John Strain, of Greenwich, Conn., who lost his leg three years ago and his temper recently, has announced that he intends to obtain a rubber artificial limb. His statement was made to-day through a window of the county jail, from which he will watch the dying sun precede each of the next thirty twilights.
The reason Mr. Strain intends to obtain the new artificial limb described it that his wife, a muscular woman, who has been getting plenty of exercise since John ceased to work eight years ago, has been and is in the habit of bounding his artificial limb off his forehead when a domestic storm brews. The present limb is of wood, and, for various reasons, is unsatisfactory to Mr.
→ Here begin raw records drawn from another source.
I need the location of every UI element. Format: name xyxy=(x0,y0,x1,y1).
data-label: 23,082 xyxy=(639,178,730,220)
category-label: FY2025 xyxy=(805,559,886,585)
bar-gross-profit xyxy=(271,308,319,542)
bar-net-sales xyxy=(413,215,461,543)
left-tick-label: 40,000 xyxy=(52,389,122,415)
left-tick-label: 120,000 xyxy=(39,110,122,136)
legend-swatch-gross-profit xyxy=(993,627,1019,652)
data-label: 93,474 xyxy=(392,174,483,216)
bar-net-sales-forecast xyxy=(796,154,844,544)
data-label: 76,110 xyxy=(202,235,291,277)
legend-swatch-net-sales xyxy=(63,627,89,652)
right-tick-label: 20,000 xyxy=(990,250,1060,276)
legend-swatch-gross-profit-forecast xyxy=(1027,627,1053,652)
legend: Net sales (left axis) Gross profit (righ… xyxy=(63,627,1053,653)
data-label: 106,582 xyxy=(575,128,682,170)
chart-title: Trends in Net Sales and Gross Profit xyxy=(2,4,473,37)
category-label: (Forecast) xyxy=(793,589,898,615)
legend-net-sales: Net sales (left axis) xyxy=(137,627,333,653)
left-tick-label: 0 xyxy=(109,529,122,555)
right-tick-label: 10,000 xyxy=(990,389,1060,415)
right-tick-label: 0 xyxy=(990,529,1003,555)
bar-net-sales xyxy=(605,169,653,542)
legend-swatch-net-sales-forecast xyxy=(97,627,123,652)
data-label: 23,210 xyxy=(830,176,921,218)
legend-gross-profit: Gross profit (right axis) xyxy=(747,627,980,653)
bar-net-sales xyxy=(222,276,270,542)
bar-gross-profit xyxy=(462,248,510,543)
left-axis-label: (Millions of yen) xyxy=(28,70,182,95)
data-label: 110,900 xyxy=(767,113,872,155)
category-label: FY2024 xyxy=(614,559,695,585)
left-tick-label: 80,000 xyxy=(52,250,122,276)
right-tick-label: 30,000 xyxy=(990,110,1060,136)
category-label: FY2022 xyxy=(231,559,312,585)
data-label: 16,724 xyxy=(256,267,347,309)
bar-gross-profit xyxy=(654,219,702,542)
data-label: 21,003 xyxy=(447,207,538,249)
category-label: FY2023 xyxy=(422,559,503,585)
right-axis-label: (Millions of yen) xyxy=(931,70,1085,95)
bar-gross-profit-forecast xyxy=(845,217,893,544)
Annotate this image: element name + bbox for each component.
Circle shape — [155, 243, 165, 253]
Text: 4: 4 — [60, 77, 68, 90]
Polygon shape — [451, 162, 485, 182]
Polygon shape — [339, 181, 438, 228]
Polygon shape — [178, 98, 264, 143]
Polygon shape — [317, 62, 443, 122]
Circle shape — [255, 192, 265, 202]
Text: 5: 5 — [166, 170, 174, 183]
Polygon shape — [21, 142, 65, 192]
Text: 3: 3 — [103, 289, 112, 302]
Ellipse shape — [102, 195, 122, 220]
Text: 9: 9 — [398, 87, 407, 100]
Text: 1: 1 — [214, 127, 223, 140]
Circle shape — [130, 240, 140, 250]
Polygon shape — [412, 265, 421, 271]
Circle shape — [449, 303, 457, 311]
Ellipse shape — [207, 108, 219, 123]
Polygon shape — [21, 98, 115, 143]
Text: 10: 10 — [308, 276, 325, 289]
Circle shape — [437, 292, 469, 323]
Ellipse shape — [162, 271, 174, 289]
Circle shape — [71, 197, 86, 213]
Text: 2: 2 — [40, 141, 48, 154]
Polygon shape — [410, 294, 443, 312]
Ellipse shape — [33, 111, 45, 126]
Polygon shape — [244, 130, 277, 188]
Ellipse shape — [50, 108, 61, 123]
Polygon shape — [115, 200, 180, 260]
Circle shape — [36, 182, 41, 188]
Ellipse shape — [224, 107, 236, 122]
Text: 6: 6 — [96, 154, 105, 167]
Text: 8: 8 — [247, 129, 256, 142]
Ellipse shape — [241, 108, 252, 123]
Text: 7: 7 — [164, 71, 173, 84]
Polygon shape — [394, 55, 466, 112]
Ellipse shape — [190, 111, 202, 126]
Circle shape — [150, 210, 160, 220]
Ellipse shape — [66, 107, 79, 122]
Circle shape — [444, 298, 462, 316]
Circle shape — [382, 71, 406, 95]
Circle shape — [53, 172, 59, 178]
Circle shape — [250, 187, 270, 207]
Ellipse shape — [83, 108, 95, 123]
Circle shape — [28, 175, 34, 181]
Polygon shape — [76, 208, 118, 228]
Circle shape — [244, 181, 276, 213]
Strain and his brow.
Over the condition of the weather a quarrel started in the Strain home. Mr. Strain declared he felt that a gale was coming from the northeast, inasmuch as his left leg—not the wooden one—pained slightly. Mrs. Strain, with that rare spirit of raillery which characterizes[Pg 63] a woman who supports four children, told John the weather could scarcely affect a man who sat in the house smoking all the time. It was then that John, according to the testimony of his wife in police court, threw eight volumes of Dumas, apparently bound in zinc. His aim was true.
Mrs. Strain then took John’s artificial limb and hung it just west of where he parts his hair. Her judgment of distance was perfect—it generally is. She then cried for help.
When help arrived, John had hopped on one foot over the State border, into New York. A sheriff with a rich baritone voice explained to him that hopping about New York State with no hat and only an undershirt over his shoulders would mean but little in his life. John thought deeply, hopped over into Connecticut again, and was sentenced to thirty days in jail by Judge James R. Meade.